Das Streben nach mehr Einigkeit ist nicht immer ganz einfach. Es erfordert von uns, dass wir demütig genug sind, andere Sichtweisen anzuerkennen, von denen zu lernen, die anders sind als wir, und uns zu ändern, wenn wir herausfinden, dass wir auf dem Holzweg sind.
Das schaffen wir, indem wir unseren Freundeskreis erweitern und aus verlässlichen Quellen auch andere Blickwinkel miteinbeziehen. Wir müssen denen zuhören, die wir als anders ansehen, und ihre Sicht der Dinge als berechtigt anerkennen. Um einander zu verstehen, müssen wir einander zuhören. In einem Artikel für die Kirche schrieb Darius Gray: „Wenn es uns ehrlich wichtig ist, an ihrem Leben, ihrer Geschichte, ihrer Familie, ihren Hoffnungen und ihrem Schmerz teilzuhaben, können wir selbst mehr Verständnis aufbringen. Doch nicht nur das: Ein solches Verhalten ebnet den Weg für die Heilung der Wunden des Rassismus.“3
Ich möchte den Menschen die Möglichkeit geben, mich kennenzulernen. Deshalb versuche ich, zu jedem, den ich treffe, offen, ehrlich und freundlich zu sein. Ich versuche, Freundschaften zu schließen, indem ich jemanden zum Mittagessen einlade oder mit ihm ein Gespräch beginne. Ich versuche, einen geschützten Raum zu schaffen, in dem Platz ist für Ehrlichkeit, Verwundbarkeit und Liebe, und ich versuche, mir für meine Mitmenschen Zeit zu nehmen, so wie ich hoffe, dass sie sich auch Zeit für mich nehmen. Ich versuche, eine Freundin zu sein, wie ich sie selbst auch haben möchte. Dazu gehört, dass ich versuche, die Erfahrungen anderer nachzuempfinden, auch wenn ich sie selbst nicht gemacht habe.

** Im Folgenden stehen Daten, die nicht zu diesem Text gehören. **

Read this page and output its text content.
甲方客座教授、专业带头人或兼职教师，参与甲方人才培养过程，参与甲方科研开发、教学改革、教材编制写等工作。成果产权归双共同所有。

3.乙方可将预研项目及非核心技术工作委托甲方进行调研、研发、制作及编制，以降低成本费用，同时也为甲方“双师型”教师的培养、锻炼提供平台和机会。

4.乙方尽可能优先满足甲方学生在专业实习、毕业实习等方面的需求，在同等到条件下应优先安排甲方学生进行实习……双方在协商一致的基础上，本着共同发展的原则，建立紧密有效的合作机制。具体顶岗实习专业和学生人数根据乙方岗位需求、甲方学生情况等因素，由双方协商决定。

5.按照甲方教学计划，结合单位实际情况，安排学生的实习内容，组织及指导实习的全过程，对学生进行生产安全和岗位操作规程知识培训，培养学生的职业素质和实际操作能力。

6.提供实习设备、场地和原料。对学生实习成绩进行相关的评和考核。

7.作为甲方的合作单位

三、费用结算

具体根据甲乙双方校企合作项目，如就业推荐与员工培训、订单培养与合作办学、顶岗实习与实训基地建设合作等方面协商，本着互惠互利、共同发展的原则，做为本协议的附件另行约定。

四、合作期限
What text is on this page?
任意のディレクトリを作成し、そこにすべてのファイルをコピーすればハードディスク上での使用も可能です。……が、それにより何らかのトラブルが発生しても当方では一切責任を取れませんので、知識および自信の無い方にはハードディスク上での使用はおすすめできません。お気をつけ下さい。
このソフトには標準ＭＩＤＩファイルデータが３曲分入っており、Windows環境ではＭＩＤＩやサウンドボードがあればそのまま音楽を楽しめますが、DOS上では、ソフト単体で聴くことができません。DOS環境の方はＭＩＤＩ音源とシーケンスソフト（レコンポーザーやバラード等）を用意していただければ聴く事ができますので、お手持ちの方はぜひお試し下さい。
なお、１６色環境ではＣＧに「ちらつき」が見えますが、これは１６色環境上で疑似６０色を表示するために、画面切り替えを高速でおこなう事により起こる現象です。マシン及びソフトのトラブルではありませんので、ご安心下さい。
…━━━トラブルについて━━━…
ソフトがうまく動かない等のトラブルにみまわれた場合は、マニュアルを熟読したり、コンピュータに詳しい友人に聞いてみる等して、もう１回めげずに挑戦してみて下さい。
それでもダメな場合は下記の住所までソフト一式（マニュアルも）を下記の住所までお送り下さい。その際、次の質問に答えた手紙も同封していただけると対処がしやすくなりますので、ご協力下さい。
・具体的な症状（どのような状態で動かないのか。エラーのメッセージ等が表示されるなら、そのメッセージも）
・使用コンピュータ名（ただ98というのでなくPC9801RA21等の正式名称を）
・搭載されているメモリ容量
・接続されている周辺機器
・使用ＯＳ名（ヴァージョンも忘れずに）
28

Ich fühle mich beachtet und mit einbezogen, wenn jemand freundlich auf mich zugeht und einfach eine nette Kleinigkeit für mich tut. Ich fühle mich einbezogen, wenn sich jemand die Mühe macht, sich mit mir zu unterhalten, sich Zeit für mich nimmt oder mich zu einer gemeinsamen Unternehmung einlädt. Es verschafft mir ein richtig schönes Gefühl, wenn jemand zeigt, dass er sich ernsthaft mit mir abgeben will.
Mehr als die Summe aller Einzelnen
Elder Quentin L. Cook vom Kollegium der Zwölf Apostel hat gesagt: „Einigkeit und Vielfalt sind keine Gegensätze. Wir können größere Einigkeit erzielen, wenn wir ein Klima fördern, in dem jeder herzlich aufgenommen und Vielfalt respektiert wird.“4
Wenn wir uns die Zeit nehmen wollen, die Lebenserfahrungen eines anderen zu verstehen – auch wenn uns das nicht leichtfällt –, und zusammenarbeiten und das einbringen wollen, was jedem von uns gegeben ist, um dem Herrn und einander zu dienen, sind wir sehr viel mehr als nur die Summe aller Einzelnen.